The Cherry Leaf
Sunday, July 24, 2011
The Cherry Leaf
Whether it's an old-fashioned ditto-mastered newsletter mailed to parents or a classroom blog, reaching out to families is one critical element for school success.
The leadership of Cherry Road School have always understood this. One of the first things Marion Parsons did when the new school was finished in 1927 was to establish The Mother's Club.
In 1932, a school newspaper called The Cherry Leaf began publication. Its masthead declared that it was "Published by the Pupils of Cherry Road School--School District No.1, Town of Geddes." Using it as a tool to teach children about running a business and managing funds, ads were sold to support the cost of printing and postage.

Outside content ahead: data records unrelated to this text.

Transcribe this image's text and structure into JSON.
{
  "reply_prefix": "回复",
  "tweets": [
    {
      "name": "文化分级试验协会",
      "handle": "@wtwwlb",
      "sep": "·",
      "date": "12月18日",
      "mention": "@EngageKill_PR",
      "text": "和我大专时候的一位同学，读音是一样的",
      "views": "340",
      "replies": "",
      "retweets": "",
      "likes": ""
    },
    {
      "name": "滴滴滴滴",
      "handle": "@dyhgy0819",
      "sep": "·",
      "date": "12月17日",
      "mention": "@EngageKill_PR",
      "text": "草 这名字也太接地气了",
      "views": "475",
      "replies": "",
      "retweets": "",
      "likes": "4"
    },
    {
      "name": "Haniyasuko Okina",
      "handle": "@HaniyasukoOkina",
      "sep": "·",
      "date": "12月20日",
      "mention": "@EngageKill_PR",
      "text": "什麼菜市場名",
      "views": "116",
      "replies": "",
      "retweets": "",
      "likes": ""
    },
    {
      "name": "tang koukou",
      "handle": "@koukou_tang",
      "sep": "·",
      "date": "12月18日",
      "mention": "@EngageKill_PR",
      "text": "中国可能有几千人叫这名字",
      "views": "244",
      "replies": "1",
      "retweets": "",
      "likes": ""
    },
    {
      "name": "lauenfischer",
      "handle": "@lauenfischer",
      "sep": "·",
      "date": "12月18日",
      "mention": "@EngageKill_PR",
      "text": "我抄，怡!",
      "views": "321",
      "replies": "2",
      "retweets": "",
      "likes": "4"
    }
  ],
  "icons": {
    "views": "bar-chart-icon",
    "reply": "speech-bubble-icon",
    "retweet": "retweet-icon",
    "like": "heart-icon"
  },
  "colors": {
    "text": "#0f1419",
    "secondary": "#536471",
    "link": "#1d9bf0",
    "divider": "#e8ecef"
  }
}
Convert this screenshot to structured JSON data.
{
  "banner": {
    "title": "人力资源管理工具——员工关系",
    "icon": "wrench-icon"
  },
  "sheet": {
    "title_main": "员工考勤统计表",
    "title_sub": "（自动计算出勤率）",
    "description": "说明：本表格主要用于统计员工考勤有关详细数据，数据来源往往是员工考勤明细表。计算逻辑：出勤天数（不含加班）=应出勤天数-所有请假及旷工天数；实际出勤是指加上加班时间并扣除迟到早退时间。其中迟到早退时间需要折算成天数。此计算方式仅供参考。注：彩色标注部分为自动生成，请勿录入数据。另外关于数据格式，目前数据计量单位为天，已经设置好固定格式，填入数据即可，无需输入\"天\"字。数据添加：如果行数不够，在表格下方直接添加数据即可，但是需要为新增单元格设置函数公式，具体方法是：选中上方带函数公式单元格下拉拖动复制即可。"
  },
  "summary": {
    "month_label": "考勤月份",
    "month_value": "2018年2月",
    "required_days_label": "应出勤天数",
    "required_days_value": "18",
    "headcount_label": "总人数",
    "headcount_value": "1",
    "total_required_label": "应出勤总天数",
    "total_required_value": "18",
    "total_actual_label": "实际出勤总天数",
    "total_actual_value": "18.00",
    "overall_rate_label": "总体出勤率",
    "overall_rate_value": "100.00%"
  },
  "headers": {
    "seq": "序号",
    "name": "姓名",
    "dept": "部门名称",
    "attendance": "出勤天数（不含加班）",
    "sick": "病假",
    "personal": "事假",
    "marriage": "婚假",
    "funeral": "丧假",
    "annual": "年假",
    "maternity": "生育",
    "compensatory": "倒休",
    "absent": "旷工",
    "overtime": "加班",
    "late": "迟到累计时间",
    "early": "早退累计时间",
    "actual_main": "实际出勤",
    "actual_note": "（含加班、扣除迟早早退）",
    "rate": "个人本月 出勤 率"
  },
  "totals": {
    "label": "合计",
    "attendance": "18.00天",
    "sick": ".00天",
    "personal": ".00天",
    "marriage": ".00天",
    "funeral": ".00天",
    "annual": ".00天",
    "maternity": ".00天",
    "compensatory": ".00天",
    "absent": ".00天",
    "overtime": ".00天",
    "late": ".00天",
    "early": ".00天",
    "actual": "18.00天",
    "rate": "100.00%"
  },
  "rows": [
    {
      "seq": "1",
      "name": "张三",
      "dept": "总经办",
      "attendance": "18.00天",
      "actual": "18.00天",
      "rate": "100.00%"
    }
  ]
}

Student reporters shared news and events. They wrote about fundraising luncheons, the advent of a new scoutmaster; purchase of new sports equipment, glee club, and drama club news. The Cherry Leaf had a staff of 11 student editors by its second edition in December of 1932. Lloyd Mitchell, as student Editor-in-Chief, used the metaphor of the stages of an acorn growing into a mighty oak tree as a comparison to that of "...a boy or girl through their life in school....if they don't start out right they won't end up right."
I've discovered in my extensive research into the history of Cherry Road School, through my many conversations with alumni, that students who attended from 1926 through the 1950s credit much of their success to the start they received at Cherry Road School. It was the strong element of parental involvement that motivated them in years to come. It was the parents' partnership with teachers and administration that kept them on the straight and narrow when they were in school....no room to play one side against the other. The adults were united, but according to the stories that by now have been re-told hundreds of times, they were fair. If a kid suffered a consequence, they knew they had it coming.
Many have told me that because of the strong foundation of parent involvement, this school felt like a family. And the students didn't want to let the family down, so everyone tried their hardest to do their best. Some of the most interesting stories are the pranks that were played by the kids who knew if they were caught, what the outcome would be...one alumni put it this way: "...if I had been caught, there would have been nothing left of me put a dark puddle on the sidewalk." They accepted what was right and what was wrong and had a great time trying to see what they could get away with. Each accepted their punishment when it came. They knew their parents would never defend them against the teachers. Imagine. Teaching in a supportive and supported environment.